Birmingham is in the midst of a moderate drought.  The water company has put us under a Stage Two advisory, which means we must limit the outdoor watering and use of water. Since I leave at an even address, this means that I can only water my lawn on Monday and/or Thursday each week.  It’s not allowed to run the sprinkler between 10am and 10pm but anyone who did was wasting the effort to evaporation in the hot Alabama sun (mine has always run at 4am). We can wash our cars with buckets, but only professionals may use pressure washers to clean driveways and decks.  The practice of using a hose to clean off walkways is forbidden, but using a broom is more efficient anyway.

The marketing message to the general public was generally lost a week ago.  The paper mused that we were supposed to be conserving water, yet consumption increased.  Of course it did!  The lawns were thirsty and neighbors who had not been reached with the alert simply responded to their property’s needs.  I think that it took a week or so of being in this “stage two” for the word to find its way into the conciousness of those with automatic sprinklers.

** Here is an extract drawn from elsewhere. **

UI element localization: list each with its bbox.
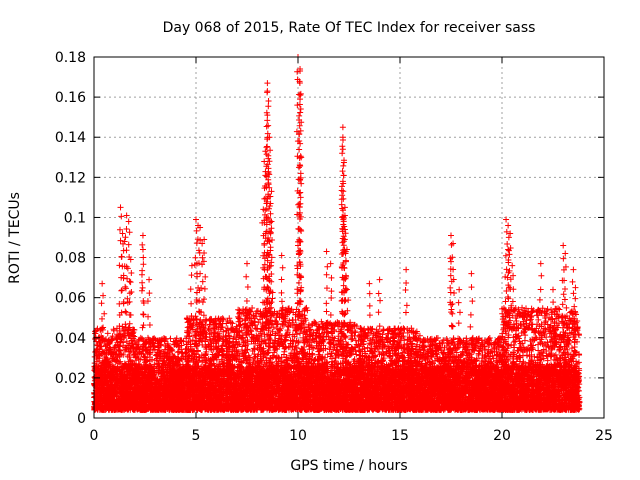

What makes conservation of water utterly important in the Birmingham region is our source.  While most other great cities in the nation were built near bodies of water, ours was not.  The location was chosen solely on the basis of the 3 raw materials to make cast iron and specifically located at the intersection of 3 railroads.  No thought (at the time) was given to the long-term needs of a growing city and region.  Water was secured from wells and natural springs, but as the region grew in population another source was needed.  Most residents of this fair region do not know that our water is drawn from the Cahaba River, around 10 miles south of downtown.  It’s quite a simple operation, but it doesn’t come out of a dammed resovoir like Atlanta or out of one of the Great Lakes like Chicago.  This makes OUR need to conserve even more important.

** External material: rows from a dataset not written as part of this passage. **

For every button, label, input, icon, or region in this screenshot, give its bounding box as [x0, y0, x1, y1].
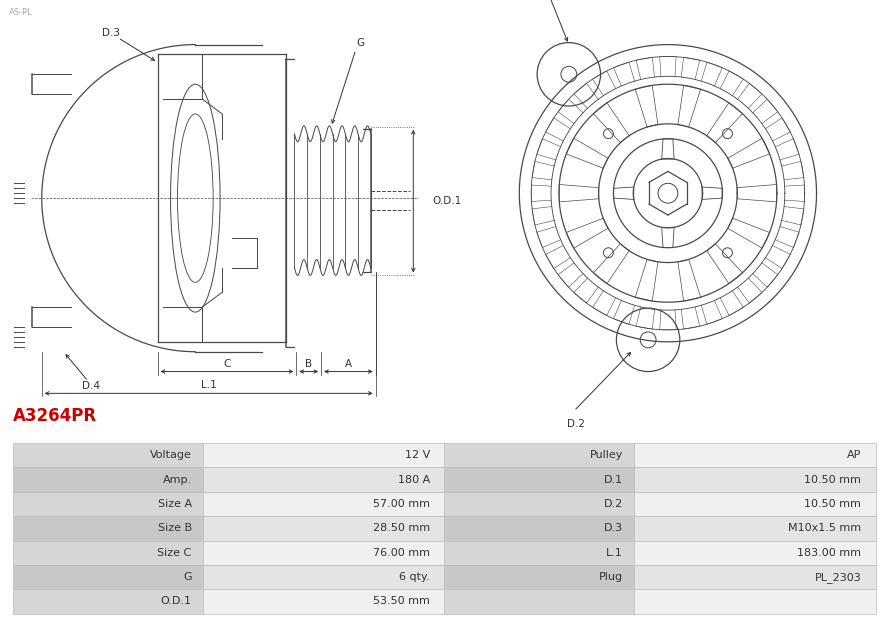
Text: O.D.1: O.D.1	[161, 596, 192, 606]
Text: D.2: D.2	[567, 419, 585, 429]
Bar	[444, 541, 634, 565]
Bar	[13, 467, 203, 492]
Bar	[444, 589, 634, 614]
Text: Amp.: Amp.	[163, 475, 192, 485]
Text: Voltage: Voltage	[149, 450, 192, 460]
Bar	[444, 467, 634, 492]
Bar	[444, 516, 634, 541]
Bar	[203, 589, 444, 614]
Bar	[634, 443, 876, 467]
Text: 180 A: 180 A	[397, 475, 430, 485]
Text: G: G	[356, 37, 364, 47]
Text: D.1: D.1	[604, 475, 623, 485]
Bar	[634, 589, 876, 614]
Bar	[13, 492, 203, 516]
Text: L.1: L.1	[606, 548, 623, 558]
Text: Size B: Size B	[157, 523, 192, 533]
Text: 10.50 mm: 10.50 mm	[805, 475, 861, 485]
Bar	[203, 443, 444, 467]
Bar	[203, 541, 444, 565]
Text: Plug: Plug	[598, 572, 623, 582]
Bar	[13, 565, 203, 589]
Text: AS-PL: AS-PL	[9, 8, 33, 17]
Text: L.1: L.1	[201, 381, 217, 391]
Text: Size A: Size A	[157, 499, 192, 509]
Text: B: B	[305, 359, 312, 369]
Bar	[634, 541, 876, 565]
Bar	[203, 492, 444, 516]
Text: Pulley: Pulley	[589, 450, 623, 460]
Bar	[13, 516, 203, 541]
Bar	[444, 492, 634, 516]
Text: A3264PR: A3264PR	[13, 407, 98, 425]
Text: D.3: D.3	[604, 523, 623, 533]
Bar	[13, 541, 203, 565]
Bar	[634, 516, 876, 541]
Text: D.3: D.3	[102, 27, 120, 38]
Text: 10.50 mm: 10.50 mm	[805, 499, 861, 509]
Text: 6 qty.: 6 qty.	[399, 572, 430, 582]
Bar	[203, 467, 444, 492]
Text: D.2: D.2	[604, 499, 623, 509]
Text: Size C: Size C	[157, 548, 192, 558]
Bar	[13, 589, 203, 614]
Text: AP: AP	[847, 450, 861, 460]
Bar	[203, 565, 444, 589]
Text: C: C	[223, 359, 231, 369]
Text: PL_2303: PL_2303	[814, 571, 861, 583]
Bar	[444, 565, 634, 589]
Text: A: A	[345, 359, 352, 369]
Text: 76.00 mm: 76.00 mm	[373, 548, 430, 558]
Text: O.D.1: O.D.1	[432, 196, 461, 206]
Bar	[634, 467, 876, 492]
Text: M10x1.5 mm: M10x1.5 mm	[788, 523, 861, 533]
Bar	[634, 492, 876, 516]
Text: 53.50 mm: 53.50 mm	[373, 596, 430, 606]
Text: 57.00 mm: 57.00 mm	[373, 499, 430, 509]
Bar	[13, 443, 203, 467]
Bar	[203, 516, 444, 541]
Bar	[444, 443, 634, 467]
Text: 12 V: 12 V	[404, 450, 430, 460]
Bar	[634, 565, 876, 589]
Text: 183.00 mm: 183.00 mm	[797, 548, 861, 558]
Text: 28.50 mm: 28.50 mm	[372, 523, 430, 533]
Text: D.4: D.4	[83, 381, 100, 391]
Text: G: G	[183, 572, 192, 582]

Many years ago my mother came to visit me from California when I lived in Atlanta.  We were in the middle of a similar drought, but all outdoor watering was disallowed and even the drive-through car washes were shut down (which is odd, since they recycle their water).  I picked her up at the airport and she remarked that how could we be in a drought when all the trees were still green?  Such is the mystery of droughts in the south…

Thank God we’re not subject to everything turning brown and becoming fodder for brush fires threatening life and property like those on the left coast must endure.  Just the same, we are in danger of sucking a river dry by wanting to keep our lawns green.

2 Comments leave one →
  1. 31 July 2006 12:45 pm

    The Elyton Land Company did have the foresight to connect our water works to both the Cahaba and Warrior watersheds (Five Mile Creek was first to be tapped, the Cahaba pumping station came later). So while we are still susceptible to constricted supply in periods of drought, we are not dependent on a sole stream for our water as we were before 1887.

  2. 31 July 2006 5:05 pm

    Hi Curtis,

    Thanks for making a Flickr contact. I live in Pelham, which is, of course, equally effected by the recent drought in central Alabama.

    Ironically, yesterday we went down to the Montgomery Zoo and got caught in a morning downpour, decidedly wierd weather for Alabama in the summer.